- The paper introduces Hierarchical Diffusion Policy (HDP), a novel imitation learning method that uses a two-layer diffusion model (Guider and Actor) to improve performance and controllability, particularly in contact-rich robot manipulation tasks.
- HDP features technical innovations like snapshot gradient optimization, 3D conditioning, and prompt guidance, leading to superior interpretability and allowing human intervention via specified contact objectives.
- Evaluations demonstrate HDP significantly outperforms Diffusion Policy by an average of 20.8% across various simulated and real-world tasks, showcasing its robustness with different objects and operations.
This paper introduces Hierarchical Diffusion Policy (HDP), a novel imitation learning method for robot manipulation trajectory generation, especially in contact-rich tasks.

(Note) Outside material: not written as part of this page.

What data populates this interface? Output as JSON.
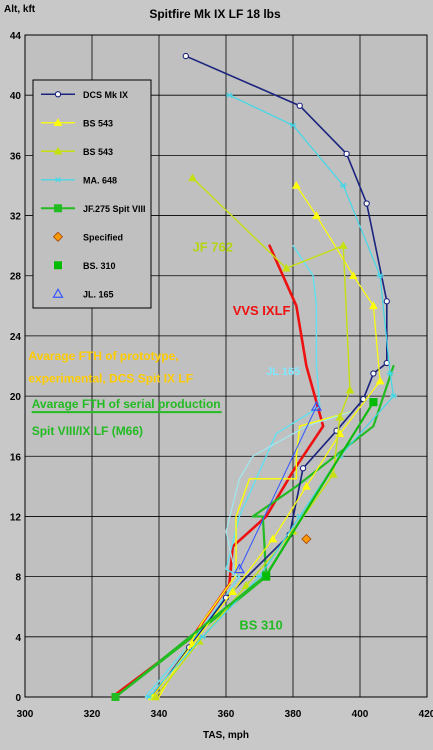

HDP addresses the limitations of end-to-end policies, like Diffusion Policy, which struggle with tasks involving rich contacts and have limited controllability.
HDP employs a hierarchical approach, dividing the policy into two layers: a high-level policy (Guider) and a low-level policy (Actor). The Guider predicts the contact position for the robot's next object manipulation based on 3D information, while the Actor predicts the action sequence required to reach the predicted contact, using observations and contact information as input. Both policies are modeled as conditional denoising diffusion processes. The Actor is optimized using a combination of behavioral cloning and Q-learning, enabling it to accurately guide actions towards the desired contact while learning the conditional probability distribution of actions.
The paper highlights three key advantages of HDP: superior performance due to breaking down the task, greater interpretability because of the hierarchical structure, and stronger controllability, allowing human intervention via specifying objective contact positions.
To further improve HDP, the paper presents three technical contributions:
- Snapshot gradient optimization: A faster training method where the gradient is calculated at only one timestep in the diffusion process per iteration, in contrast to prior work's less efficient method of calculating the gradient at all timesteps.
- 3D conditioning: Improves the policy's perception by using 3D point clouds to represent the state. The point cloud representation is extracted once and used throughout the denoising iterations.
- Prompt guidance: Allows manual specification of objective contacts to generate customized operation trajectories, improving human-machine interaction.
The HDP was evaluated across six different tasks and showed significant performance improvements over Diffusion Policy, with an average improvement of 20.8%. Real-world experiments demonstrate that HDP can handle both rigid and deformable objects. The authors also provide detailed analysis of the algorithm's characteristics and design decisions.
The evaluation includes comparisons with LSTM-GMM, IBC, and BET, in addition to Diffusion Policy. HDP was tested in both simulated and real-world environments, with varying action space dimensions (2DOF to 6DOF), prehensile and non-prehensile operations, and with rigid and deformable objects. The demonstrations used for training were collected by both single and multiple users. The results indicate that HDP outperforms existing methods in terms of success rate and robustness.
The paper also investigates the importance of phased objective contacts, a 3D vision encoder, and Q-learning action steps. The benefits of HDP also include its ability to decompose multi-modal action distributions and provide a framework for prompt guidance.